Our last stop was to Ron Crume’s paint/machine shop, where he keeps his under-construction ’57 Chevy and repurposes heavy shop machinery to manufacture precision ball-and-seat valves.
I had nearly wrapped up my visit and was already thinking of my 800-mile drive home when Randy reminded me that he hadn’t shown me the Liner’s flying bridge yet. Perhaps it’s because it looks like it’s supposed to be there, but driving from the flying bridge didn’t seem at all unnatural until I actually climbed the teak stairs to ride shotgun while Randy piloted the DecoLiner around the back roads of Grants Pass—from the roof.
Only when I got to the top did I realize that this roadster we were sitting in was piggybacking a full-size motorhome. It’s just a little bit insane. Before I had any second thoughts, Randy explained that he installed beefy anti-sway bars front and rear to keep body roll to a minimum. They worked. Even though we were several feet above the vehicle’s centerline, body roll was minimal, I never felt queasy, and the view was amazing. You do need to keep an eye out for tree branches, though.
The DecoLiner is for sale, and Randy has to make room in his shop before he can start on the next big undertaking. He hinted that he already had a few ideas in mind.

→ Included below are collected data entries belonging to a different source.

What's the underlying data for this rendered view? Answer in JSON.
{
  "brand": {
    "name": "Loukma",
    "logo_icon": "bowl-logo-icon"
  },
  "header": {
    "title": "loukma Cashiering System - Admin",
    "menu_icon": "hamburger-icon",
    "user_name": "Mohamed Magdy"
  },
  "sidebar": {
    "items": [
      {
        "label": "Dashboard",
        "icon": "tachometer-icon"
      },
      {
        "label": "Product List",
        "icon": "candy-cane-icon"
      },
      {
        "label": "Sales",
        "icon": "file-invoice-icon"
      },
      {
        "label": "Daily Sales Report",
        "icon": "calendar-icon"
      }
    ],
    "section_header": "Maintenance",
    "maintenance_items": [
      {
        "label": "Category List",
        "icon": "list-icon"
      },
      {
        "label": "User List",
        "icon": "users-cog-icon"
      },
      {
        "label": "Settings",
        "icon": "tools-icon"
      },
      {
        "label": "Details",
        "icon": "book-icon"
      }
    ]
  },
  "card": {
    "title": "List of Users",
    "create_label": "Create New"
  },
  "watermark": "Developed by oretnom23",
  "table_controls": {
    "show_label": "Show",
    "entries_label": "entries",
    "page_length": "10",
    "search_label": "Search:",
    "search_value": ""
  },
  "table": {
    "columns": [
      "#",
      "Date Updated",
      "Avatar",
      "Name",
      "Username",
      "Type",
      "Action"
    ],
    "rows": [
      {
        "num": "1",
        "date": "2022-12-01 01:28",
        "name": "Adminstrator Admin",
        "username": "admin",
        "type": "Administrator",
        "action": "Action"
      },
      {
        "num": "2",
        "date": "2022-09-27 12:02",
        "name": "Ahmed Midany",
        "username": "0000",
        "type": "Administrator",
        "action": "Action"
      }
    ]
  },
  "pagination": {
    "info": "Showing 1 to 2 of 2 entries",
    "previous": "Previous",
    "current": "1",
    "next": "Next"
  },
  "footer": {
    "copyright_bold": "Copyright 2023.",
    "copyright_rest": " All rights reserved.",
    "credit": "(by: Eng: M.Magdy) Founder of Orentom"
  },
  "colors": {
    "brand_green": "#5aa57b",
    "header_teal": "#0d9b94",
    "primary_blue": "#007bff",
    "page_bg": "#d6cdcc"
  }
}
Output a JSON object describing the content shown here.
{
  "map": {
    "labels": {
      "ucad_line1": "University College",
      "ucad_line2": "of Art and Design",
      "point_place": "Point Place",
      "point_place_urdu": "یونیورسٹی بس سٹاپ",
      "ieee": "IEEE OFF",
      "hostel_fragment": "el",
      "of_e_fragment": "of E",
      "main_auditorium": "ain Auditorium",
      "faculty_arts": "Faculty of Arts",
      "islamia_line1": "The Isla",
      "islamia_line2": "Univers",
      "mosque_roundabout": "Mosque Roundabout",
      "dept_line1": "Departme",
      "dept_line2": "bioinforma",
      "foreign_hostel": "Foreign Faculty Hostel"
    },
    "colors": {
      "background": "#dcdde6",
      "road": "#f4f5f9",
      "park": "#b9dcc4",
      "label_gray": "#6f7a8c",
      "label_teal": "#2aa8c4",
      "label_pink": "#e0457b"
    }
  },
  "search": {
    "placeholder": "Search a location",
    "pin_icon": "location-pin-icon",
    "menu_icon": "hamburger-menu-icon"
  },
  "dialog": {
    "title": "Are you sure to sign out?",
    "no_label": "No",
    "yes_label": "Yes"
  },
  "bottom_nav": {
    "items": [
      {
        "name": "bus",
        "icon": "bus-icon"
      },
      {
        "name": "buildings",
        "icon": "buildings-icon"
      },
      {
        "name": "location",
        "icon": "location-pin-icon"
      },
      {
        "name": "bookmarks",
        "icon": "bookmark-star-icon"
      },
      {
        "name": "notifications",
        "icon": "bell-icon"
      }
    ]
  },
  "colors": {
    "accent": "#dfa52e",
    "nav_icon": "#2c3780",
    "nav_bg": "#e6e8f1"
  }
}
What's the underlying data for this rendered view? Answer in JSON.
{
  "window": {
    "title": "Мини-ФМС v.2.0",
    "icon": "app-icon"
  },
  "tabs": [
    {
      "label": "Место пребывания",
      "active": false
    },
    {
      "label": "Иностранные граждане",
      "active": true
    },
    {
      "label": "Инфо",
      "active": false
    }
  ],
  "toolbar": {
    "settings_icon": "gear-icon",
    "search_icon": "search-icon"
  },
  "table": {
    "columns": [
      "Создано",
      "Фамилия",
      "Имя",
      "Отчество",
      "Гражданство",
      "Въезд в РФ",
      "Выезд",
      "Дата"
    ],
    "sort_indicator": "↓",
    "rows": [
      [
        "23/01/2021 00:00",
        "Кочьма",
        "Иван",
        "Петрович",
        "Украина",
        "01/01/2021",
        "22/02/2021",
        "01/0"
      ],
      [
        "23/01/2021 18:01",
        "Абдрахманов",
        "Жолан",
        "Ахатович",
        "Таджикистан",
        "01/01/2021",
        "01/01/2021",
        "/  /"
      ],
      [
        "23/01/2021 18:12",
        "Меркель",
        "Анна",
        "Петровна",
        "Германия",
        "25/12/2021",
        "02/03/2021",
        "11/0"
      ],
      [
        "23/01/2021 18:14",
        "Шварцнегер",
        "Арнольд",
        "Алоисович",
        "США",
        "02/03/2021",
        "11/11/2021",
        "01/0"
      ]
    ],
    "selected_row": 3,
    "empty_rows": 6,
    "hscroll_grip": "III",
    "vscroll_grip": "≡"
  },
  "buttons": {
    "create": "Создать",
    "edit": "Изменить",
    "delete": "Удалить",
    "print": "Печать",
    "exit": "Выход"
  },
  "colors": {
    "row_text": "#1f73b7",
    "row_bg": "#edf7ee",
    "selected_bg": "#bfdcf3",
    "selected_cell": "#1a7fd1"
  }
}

Randy’s Metal-Crafting History
Although he spent much of his professional life as a glass artist, Randy’s got a long history of building cars. When he was 12 years old, Randy bought a neighbor’s Honda motorcycle, assembled it, and traded it back to his neighbor for a Ford flathead. His father gave him a Model A frame and helped him buy a ’31 roadster body. He had it running when he was 14 and soon bought a ’40 Ford pickup that he drove throughout high school.
Arriving at one goal is the starting point to another.